We aim to take advantage of the fast pathway to monetisation of these assets by utilising that cash flow to partly fund later wells in the earn-in programme. We continue to assess a number of further potential investment opportunities in line with our strategy of delivering shareholder value."

 

Further Information on Gaelic 

The unaudited management accounts of Gaelic as at 31 May 2018 show net liabilities of £73,728 including a shareholder loan of £756,257 which is being assigned to Reabold as part of the Acquisition. The intention is that the assets of Gaelic will be revalued following the Acquisition to fair value such that net assets of Gaelic shall be £3,045,000, an amount equal to the consideration. For the five month period to 31 May 2018, these accounts also show a loss before taxation of £75,728. 

A Circular will be sent to Shareholders shortly convening a General Meeting at which Resolutions to grant the Directors authority to issue shares (including the Consideration Shares) will be proposed.

  

*Volumetric, NPV (net present value) and resource estimates according to Integrity Management Solutions as the operator of the Leases. It should be noted that such estimates have not been prepared in accordance with any Reporting Standard under the AIM Rules and therefore should be treated with caution at this stage and should not be relied upon. 

The information contained in this release in relation to the Monroe Swell, West Brentwood and Grizzly Island  has been reviewed by Mr Dero Parker, President of Integrity Management Solutions. Mr Parker is a consultant and past owner operator of both oil and gas assets as well as hundreds of square miles of 3 dimensional seismic data and has 42 years of technical, operational, commercial and management experience in appraisal, development and production of oil and gas resources. Mr. Parker has reviewed the data contained in this release in relation to Monroe Swell, West Brentwood and Grizzly Island and considers the information to be fairly represented. Mr. Parker has consented to the inclusion of this information in the form and context in which it appears. 

 

 

ENDS

 

For further information please contact:

Reabold Resources plc

Stephen Williams

Sachin Oza

 

c/o Camarco

+44 (0) 20 3757 4980

Beaumont Cornish Limited

Roland Cornish

James Biddle

Felicity Geidt

 

+44 (0) 20 7628 3396

Camarco

James Crothers

Ollie Head

Billy Clegg

 

+44 (0) 20 3757 4980

Whitman Howard Limited - Joint Broker

Nick Lovering

Grant Barker

 

+44 (0) 20 7659 1234 

Turner Pope Investments (TPI) Ltd - Joint Broker

Andy Thacker

+44 (0) 20 3621 4120

 

Notes to Editors

 

1          Reabold Resources is an investing company investing in the exploration and production ("E&P") sector. The Company's investing policy is to acquire direct and indirect interests in exploration and producing projects and assets in the natural resources sector, and consideration is currently given to investment opportunities anywhere in the world. 

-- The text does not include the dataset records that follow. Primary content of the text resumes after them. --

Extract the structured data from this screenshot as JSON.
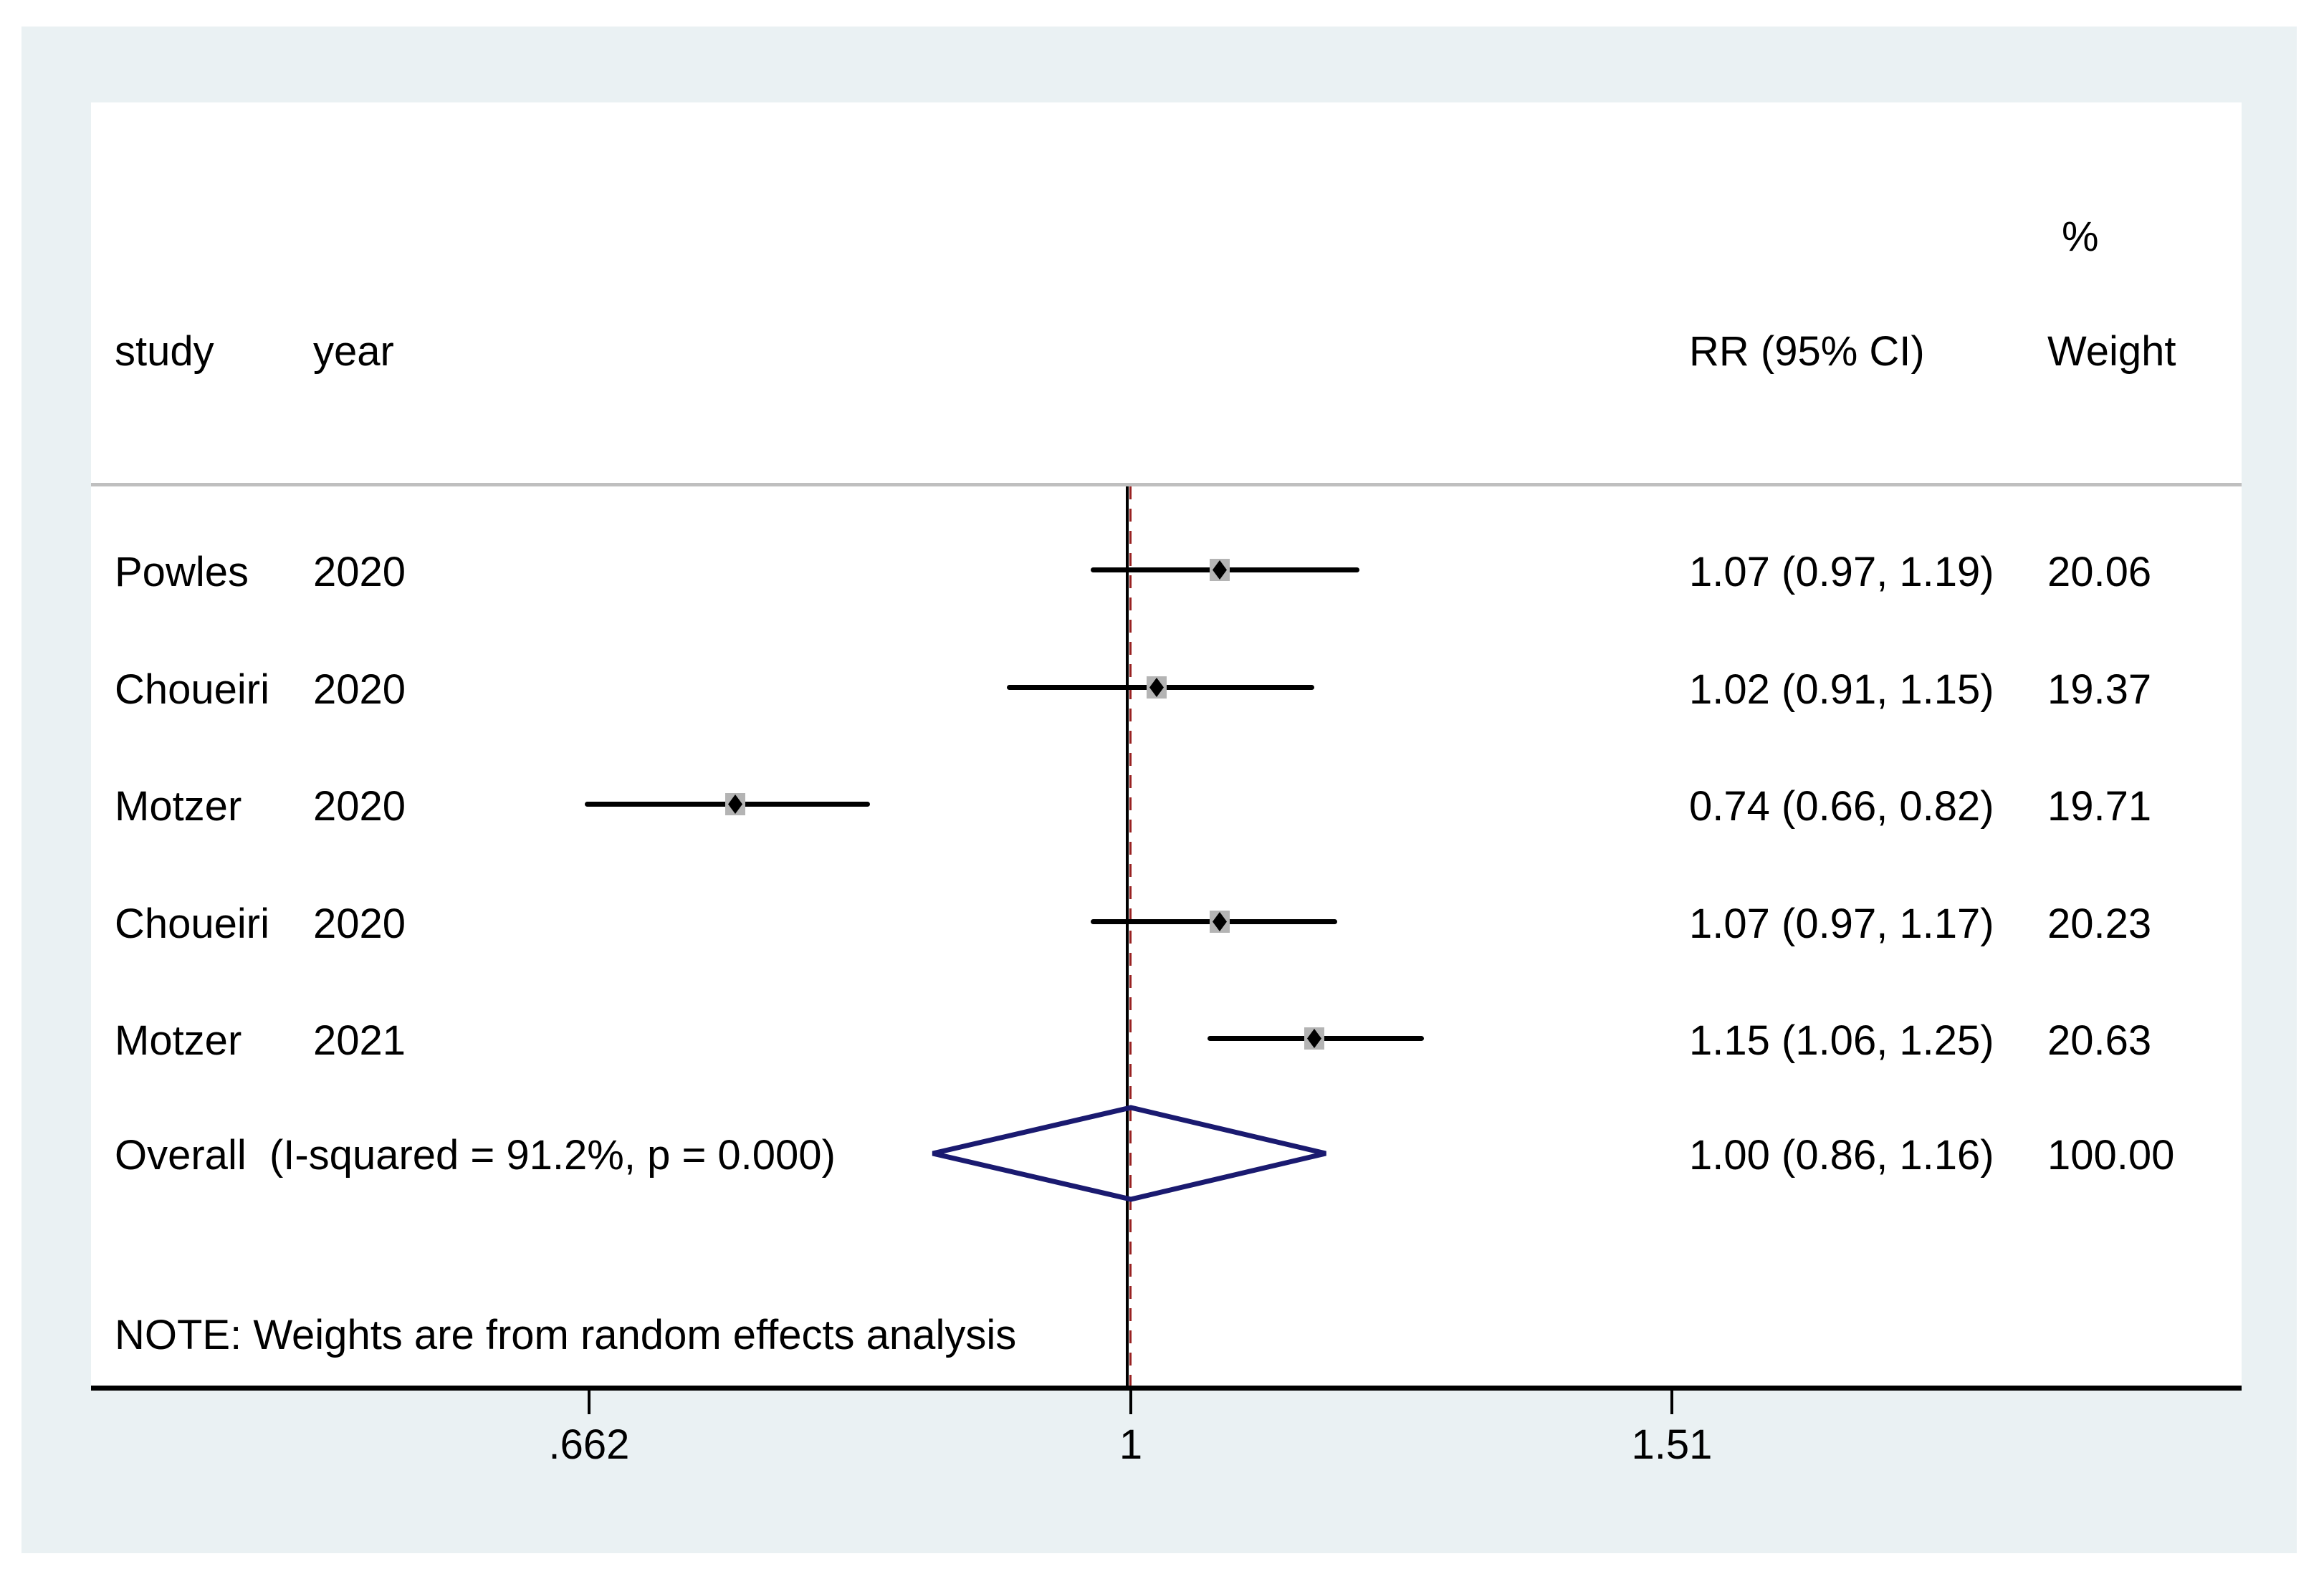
{
  "header": {
    "study": "study",
    "year": "year",
    "rr": "RR (95% CI)",
    "percent": "%",
    "weight": "Weight"
  },
  "note": "NOTE: Weights are from random effects analysis",
  "chart_data": {
    "type": "forest",
    "effect_measure": "RR",
    "x_scale": "log",
    "studies": [
      {
        "study": "Powles",
        "year": "2020",
        "rr": 1.07,
        "lo": 0.97,
        "hi": 1.19,
        "rr_label": "1.07 (0.97, 1.19)",
        "weight": "20.06"
      },
      {
        "study": "Choueiri",
        "year": "2020",
        "rr": 1.02,
        "lo": 0.91,
        "hi": 1.15,
        "rr_label": "1.02 (0.91, 1.15)",
        "weight": "19.37"
      },
      {
        "study": "Motzer",
        "year": "2020",
        "rr": 0.74,
        "lo": 0.66,
        "hi": 0.82,
        "rr_label": "0.74 (0.66, 0.82)",
        "weight": "19.71"
      },
      {
        "study": "Choueiri",
        "year": "2020",
        "rr": 1.07,
        "lo": 0.97,
        "hi": 1.17,
        "rr_label": "1.07 (0.97, 1.17)",
        "weight": "20.23"
      },
      {
        "study": "Motzer",
        "year": "2021",
        "rr": 1.15,
        "lo": 1.06,
        "hi": 1.25,
        "rr_label": "1.15 (1.06, 1.25)",
        "weight": "20.63"
      }
    ],
    "overall": {
      "label": "Overall  (I-squared = 91.2%, p = 0.000)",
      "rr": 1.0,
      "lo": 0.86,
      "hi": 1.16,
      "rr_label": "1.00 (0.86, 1.16)",
      "weight": "100.00"
    },
    "axis_ticks": [
      {
        "value": 0.662,
        "label": ".662"
      },
      {
        "value": 1,
        "label": "1"
      },
      {
        "value": 1.51,
        "label": "1.51"
      }
    ],
    "null_line_value": 1,
    "overall_line_value": 1.0,
    "colors": {
      "panel_bg": "#eaf1f3",
      "plot_bg": "#ffffff",
      "text": "#000000",
      "line": "#000000",
      "separator": "#bfbfbf",
      "weight_box": "#b4b4b4",
      "diamond": "#1a1a70",
      "overall_line": "#992222"
    }
  }
}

As an investor in upstream oil & gas projects, Reabold aims to create value from each project by investing in undervalued, low-risk, near-term upstream oil & gas projects and by identifying a clear exit plan prior to investment. 

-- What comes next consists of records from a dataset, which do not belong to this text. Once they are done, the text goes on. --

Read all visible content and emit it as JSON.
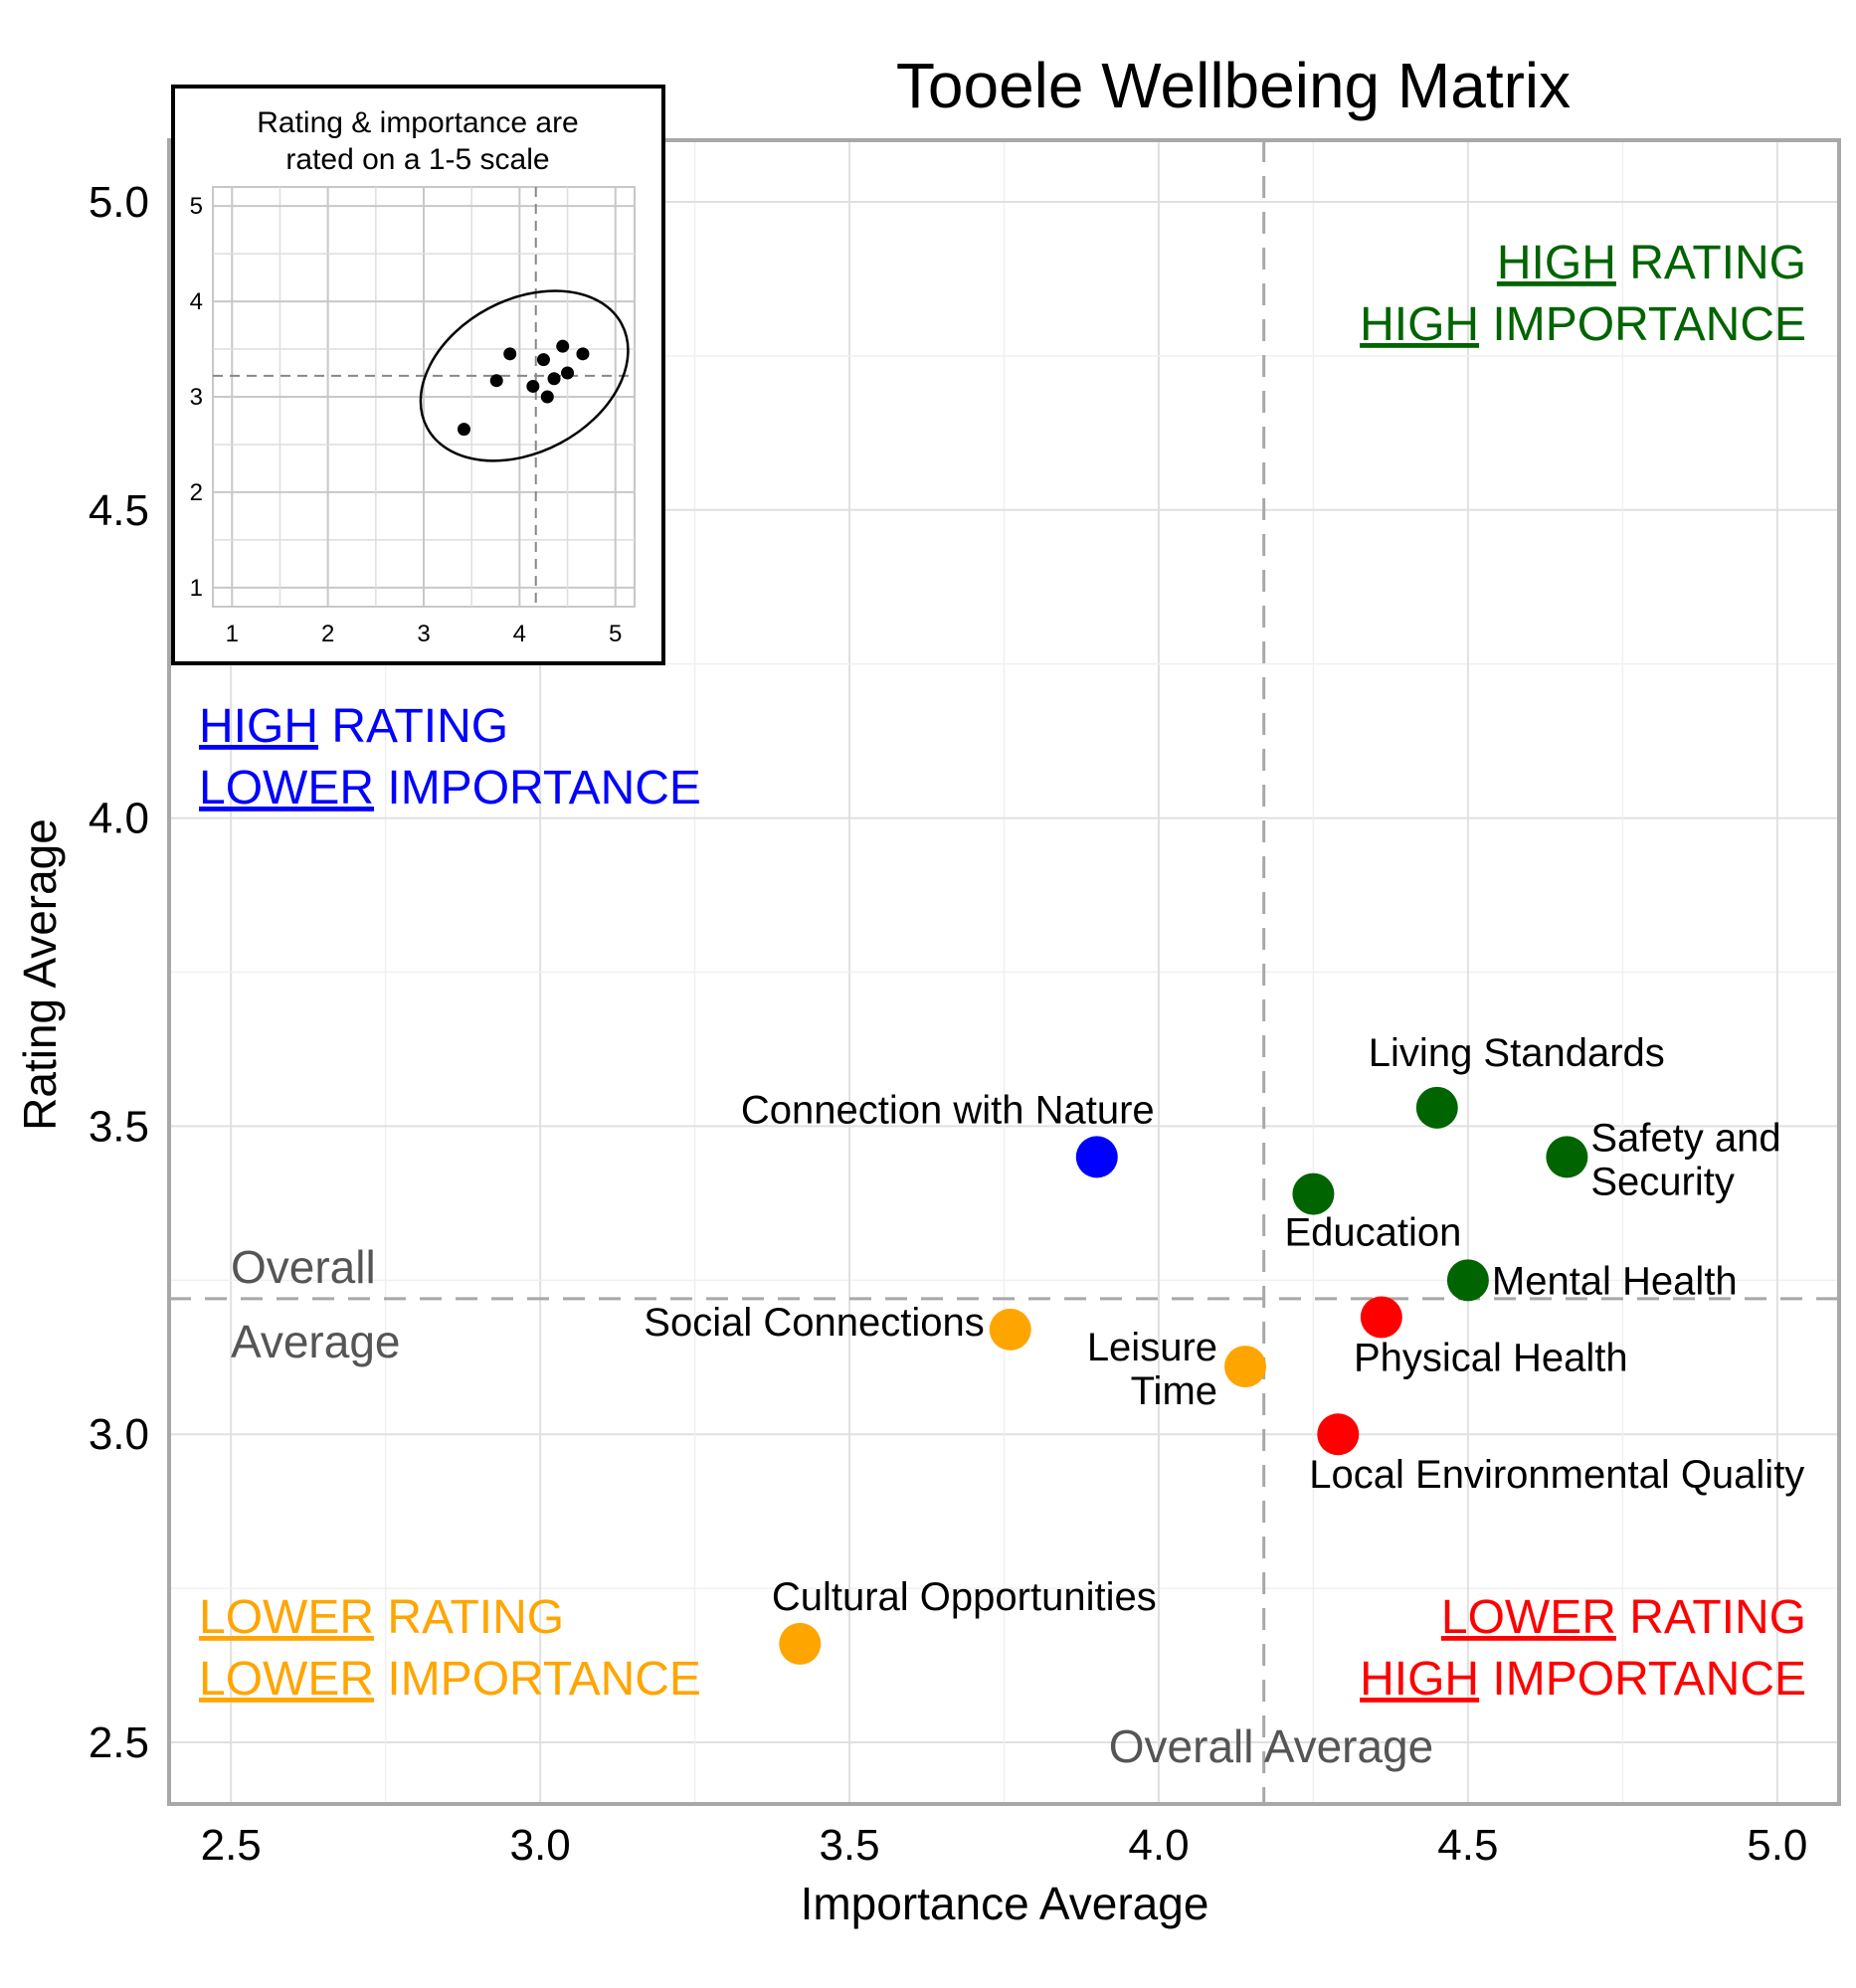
{
  "chart_data": {
    "type": "scatter",
    "title": "Tooele Wellbeing Matrix",
    "xlabel": "Importance Average",
    "ylabel": "Rating Average",
    "xlim": [
      2.4,
      5.1
    ],
    "ylim": [
      2.4,
      5.1
    ],
    "xticks": [
      "2.5",
      "3.0",
      "3.5",
      "4.0",
      "4.5",
      "5.0"
    ],
    "yticks": [
      "2.5",
      "3.0",
      "3.5",
      "4.0",
      "4.5",
      "5.0"
    ],
    "grid": true,
    "reference_lines": {
      "x": 4.17,
      "y": 3.22,
      "x_label": "Overall Average",
      "y_label_line1": "Overall",
      "y_label_line2": "Average"
    },
    "points": [
      {
        "label": "Living Standards",
        "x": 4.45,
        "y": 3.53,
        "color": "#006400"
      },
      {
        "label": "Safety and Security",
        "x": 4.66,
        "y": 3.45,
        "color": "#006400"
      },
      {
        "label": "Education",
        "x": 4.25,
        "y": 3.39,
        "color": "#006400"
      },
      {
        "label": "Mental Health",
        "x": 4.5,
        "y": 3.25,
        "color": "#006400"
      },
      {
        "label": "Connection with Nature",
        "x": 3.9,
        "y": 3.45,
        "color": "#0000ff"
      },
      {
        "label": "Physical Health",
        "x": 4.36,
        "y": 3.19,
        "color": "#ff0000"
      },
      {
        "label": "Local Environmental Quality",
        "x": 4.29,
        "y": 3.0,
        "color": "#ff0000"
      },
      {
        "label": "Social Connections",
        "x": 3.76,
        "y": 3.17,
        "color": "#ffa500"
      },
      {
        "label": "Leisure Time",
        "x": 4.14,
        "y": 3.11,
        "color": "#ffa500"
      },
      {
        "label": "Cultural Opportunities",
        "x": 3.42,
        "y": 2.66,
        "color": "#ffa500"
      }
    ],
    "quadrants": {
      "high_high": {
        "a1": "HIGH",
        "b1": " RATING",
        "a2": "HIGH",
        "b2": " IMPORTANCE",
        "color": "#006400"
      },
      "high_low": {
        "a1": "HIGH",
        "b1": " RATING",
        "a2": "LOWER",
        "b2": " IMPORTANCE",
        "color": "#0000ff"
      },
      "low_low": {
        "a1": "LOWER",
        "b1": " RATING",
        "a2": "LOWER",
        "b2": " IMPORTANCE",
        "color": "#ffa500"
      },
      "low_high": {
        "a1": "LOWER",
        "b1": " RATING",
        "a2": "HIGH",
        "b2": " IMPORTANCE",
        "color": "#ff0000"
      }
    },
    "inset": {
      "title_line1": "Rating & importance are",
      "title_line2": "rated on a 1-5 scale",
      "xlim": [
        0.8,
        5.2
      ],
      "ylim": [
        0.8,
        5.2
      ],
      "xticks": [
        "1",
        "2",
        "3",
        "4",
        "5"
      ],
      "yticks": [
        "1",
        "2",
        "3",
        "4",
        "5"
      ],
      "ref_x": 4.17,
      "ref_y": 3.22,
      "points": [
        {
          "x": 4.45,
          "y": 3.53
        },
        {
          "x": 4.66,
          "y": 3.45
        },
        {
          "x": 4.25,
          "y": 3.39
        },
        {
          "x": 4.5,
          "y": 3.25
        },
        {
          "x": 3.9,
          "y": 3.45
        },
        {
          "x": 4.36,
          "y": 3.19
        },
        {
          "x": 4.29,
          "y": 3.0
        },
        {
          "x": 3.76,
          "y": 3.17
        },
        {
          "x": 4.14,
          "y": 3.11
        },
        {
          "x": 3.42,
          "y": 2.66
        }
      ],
      "ellipse": {
        "cx": 4.05,
        "cy": 3.22,
        "rx": 1.15,
        "ry": 0.8,
        "rotation_deg": -28
      }
    }
  }
}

Reabold's long term strategy is to re-invest capital made through its investments into larger projects in order to grow the Company. Reabold aims to gain exposure to assets with limited downside and high potential upside, capitalising on the value created between the entry stage and exit point of its projects. The Company invests in projects that have limited correlation to the oil price. 

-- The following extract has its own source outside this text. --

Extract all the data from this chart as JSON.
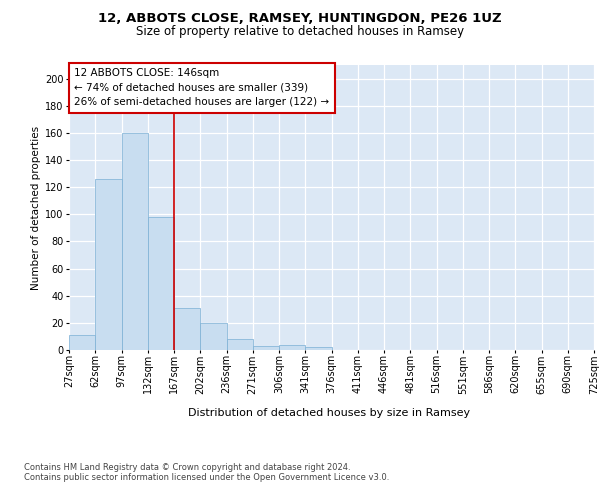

Reabold has a highly-experienced management team, who possess the necessary background, knowledge and contacts to carry out the Company's strategy.  

2              Gaelic Resources Limited owns 100% of the interests in Temporary Energy LLC (a limited liability company registered in the state of California, United States of America) ("Temporary"). Temporary has the benefit of an earn-in agreement with Sunset Exploration, Inc ("Sunset") to earn into 50% of certain oil and gas licences owned by Sunset in California.

Temporary also has a master services agreement with an oilfield services company called Integrity Management Solutions, Inc. to have day to day management, operatorship and conduct of the drilling and exploration of the licence areas for which they charge a fee.